I can be convinced otherwise too:-) I completely agree with you about focusing on the positive aspects to be had. The "warning" side of things via McLuhan, Postman, Mumford, and many others is something I've always respected and paid close attention to, but as you can tell from my life's work it isn't something that drives me. There are people that spend to much time on the negative side of the equation just as there are people that fail to fully take the downside into account. Like so many things in life, it's a question of balance.

The idea of players being co-creators of the game as well as "active participation, problem-based collaboration, scaffolding and yes, authentic experience" (especially the last item) gets to the core of the issue for me. If we can articulate the "something unique" that would indeed be fun. The way you have described it reminded me of the work we did in Madeira with Connected Intelligence Network Learning Projects.

Here's where I'm stuck - part of what I wrestle with is why create games when there are other opportunities that have more potential for a deeper impact. I remain open, but I am just not convinced that games are the right thing to focus on. This may be my own bias toward network learning environments coming out, as well as lack of knowledge of the potential of games.

And, of course, I could be wrong.

I appreciate you helping me along with this and look forward to learning more!

Brian

I agree that there are many violent images in the media regarding games, but I think a lot of this is the same thing that happens whenever a new technology is introduced.
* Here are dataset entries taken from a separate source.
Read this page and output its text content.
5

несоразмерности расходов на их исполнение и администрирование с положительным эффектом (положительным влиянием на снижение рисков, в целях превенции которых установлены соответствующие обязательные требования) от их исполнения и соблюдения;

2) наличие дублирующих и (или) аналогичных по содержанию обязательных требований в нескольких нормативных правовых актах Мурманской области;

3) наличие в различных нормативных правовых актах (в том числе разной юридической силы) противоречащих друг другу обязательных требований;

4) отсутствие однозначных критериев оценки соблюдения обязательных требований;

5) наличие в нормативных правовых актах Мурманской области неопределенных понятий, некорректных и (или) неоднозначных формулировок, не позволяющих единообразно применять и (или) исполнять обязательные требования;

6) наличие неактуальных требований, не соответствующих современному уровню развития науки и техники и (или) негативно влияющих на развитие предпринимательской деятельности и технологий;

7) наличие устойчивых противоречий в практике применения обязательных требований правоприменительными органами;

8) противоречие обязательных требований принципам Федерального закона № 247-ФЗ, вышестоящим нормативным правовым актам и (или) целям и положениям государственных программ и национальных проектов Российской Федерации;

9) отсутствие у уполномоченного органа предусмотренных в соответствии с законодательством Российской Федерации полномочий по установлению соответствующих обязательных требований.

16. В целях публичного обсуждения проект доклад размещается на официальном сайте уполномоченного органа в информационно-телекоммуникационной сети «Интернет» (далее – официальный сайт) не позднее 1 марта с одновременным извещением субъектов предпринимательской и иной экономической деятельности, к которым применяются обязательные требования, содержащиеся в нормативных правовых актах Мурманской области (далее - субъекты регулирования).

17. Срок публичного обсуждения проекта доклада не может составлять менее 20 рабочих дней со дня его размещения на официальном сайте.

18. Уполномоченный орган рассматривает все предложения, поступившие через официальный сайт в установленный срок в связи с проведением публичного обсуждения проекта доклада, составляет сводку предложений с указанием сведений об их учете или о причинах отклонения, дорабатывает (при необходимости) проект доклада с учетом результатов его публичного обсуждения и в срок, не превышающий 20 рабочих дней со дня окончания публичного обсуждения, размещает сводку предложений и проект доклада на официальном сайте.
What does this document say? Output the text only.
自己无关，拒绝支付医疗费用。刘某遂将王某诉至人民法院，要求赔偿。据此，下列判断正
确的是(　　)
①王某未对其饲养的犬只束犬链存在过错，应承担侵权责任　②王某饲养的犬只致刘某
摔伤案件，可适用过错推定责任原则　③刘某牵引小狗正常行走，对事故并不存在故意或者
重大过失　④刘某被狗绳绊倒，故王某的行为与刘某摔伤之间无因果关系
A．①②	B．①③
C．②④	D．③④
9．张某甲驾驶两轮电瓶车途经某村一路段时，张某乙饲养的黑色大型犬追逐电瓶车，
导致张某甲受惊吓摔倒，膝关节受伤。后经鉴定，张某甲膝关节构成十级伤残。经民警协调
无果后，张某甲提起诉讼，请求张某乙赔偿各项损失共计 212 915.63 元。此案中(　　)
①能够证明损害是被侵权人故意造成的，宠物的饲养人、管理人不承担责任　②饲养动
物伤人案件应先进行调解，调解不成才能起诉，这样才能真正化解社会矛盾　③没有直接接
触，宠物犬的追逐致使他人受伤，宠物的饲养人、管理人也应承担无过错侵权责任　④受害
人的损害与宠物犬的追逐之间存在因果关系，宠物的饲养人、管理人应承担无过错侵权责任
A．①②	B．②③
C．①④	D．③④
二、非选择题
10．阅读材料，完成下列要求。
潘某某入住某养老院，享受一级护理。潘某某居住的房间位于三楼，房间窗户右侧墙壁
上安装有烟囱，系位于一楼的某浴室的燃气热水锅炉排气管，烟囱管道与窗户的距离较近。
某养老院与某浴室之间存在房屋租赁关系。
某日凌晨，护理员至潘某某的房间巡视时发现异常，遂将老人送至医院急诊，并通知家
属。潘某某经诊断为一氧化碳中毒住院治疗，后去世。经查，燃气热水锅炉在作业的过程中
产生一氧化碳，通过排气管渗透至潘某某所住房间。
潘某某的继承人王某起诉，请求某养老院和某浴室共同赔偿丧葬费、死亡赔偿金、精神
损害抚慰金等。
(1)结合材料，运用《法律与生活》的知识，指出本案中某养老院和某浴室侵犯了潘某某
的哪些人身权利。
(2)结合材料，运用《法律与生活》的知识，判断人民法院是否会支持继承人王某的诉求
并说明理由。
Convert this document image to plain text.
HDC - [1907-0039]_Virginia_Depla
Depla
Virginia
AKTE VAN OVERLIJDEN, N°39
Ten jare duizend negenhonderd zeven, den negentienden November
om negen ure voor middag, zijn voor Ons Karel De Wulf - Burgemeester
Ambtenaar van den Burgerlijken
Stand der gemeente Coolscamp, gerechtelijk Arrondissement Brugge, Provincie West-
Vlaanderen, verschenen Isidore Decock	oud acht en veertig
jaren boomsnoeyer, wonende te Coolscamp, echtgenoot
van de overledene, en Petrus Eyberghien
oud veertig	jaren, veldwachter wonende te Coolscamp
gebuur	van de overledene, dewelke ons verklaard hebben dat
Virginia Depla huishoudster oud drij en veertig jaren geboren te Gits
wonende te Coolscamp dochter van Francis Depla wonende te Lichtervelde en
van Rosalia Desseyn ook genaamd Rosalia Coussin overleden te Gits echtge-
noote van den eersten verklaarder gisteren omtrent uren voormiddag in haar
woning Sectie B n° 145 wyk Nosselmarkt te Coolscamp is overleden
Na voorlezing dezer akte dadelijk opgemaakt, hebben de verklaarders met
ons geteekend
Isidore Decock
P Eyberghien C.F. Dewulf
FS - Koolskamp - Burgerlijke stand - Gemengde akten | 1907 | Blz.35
As Dmitri Williams aptly puts it, ' when a new medium shows up we worry about what it's going to take the place of, what's it's going to do to us, and whether it's going to make us unhealthy...'. Video games are no exception, but like the Internet, or books, or cities, there are good aspects and bad ones.

I choose to focus on the good ones.

Some really amazing things are happening in massively multiplayer game (MMOG) environments, for instance. Because of their social nature, I do think they are places where learners can exercise a great deal of personal agency. Players co-create the game (in Papert's 'producer' sense), really, in a very substantial way. (There's great stuff on the Terra Nova blog about the complexities of the economic systems, etc.) Now they're not educational per se, but a tremendous amount of learning happens in them. Unfortunately, we don't yet have much research, though there are a couple of people like Constance Steinkuehler who are looking at them, particularly in terms of the social dynamics that contribute to learning.

For me the key is figuring out what games can accomplish in terms of learning that can't happen in other contexts... or better put, I suppose, what it is about game environments that are relevant and motivating, and can those things be transferred to other learning environments or not? I suspect that it would be difficult to recreate the same level of relevancy and motivation as I believe something unique happens in game environments that has to do with active participation, problem-based collaboration, scaffolding and yes, authentic experience. I'm not sure that level of sophistication and engagement is necessarily possible in a non-game or non-project oriented collaborative environment.

But perhaps I can be convinced otherwise!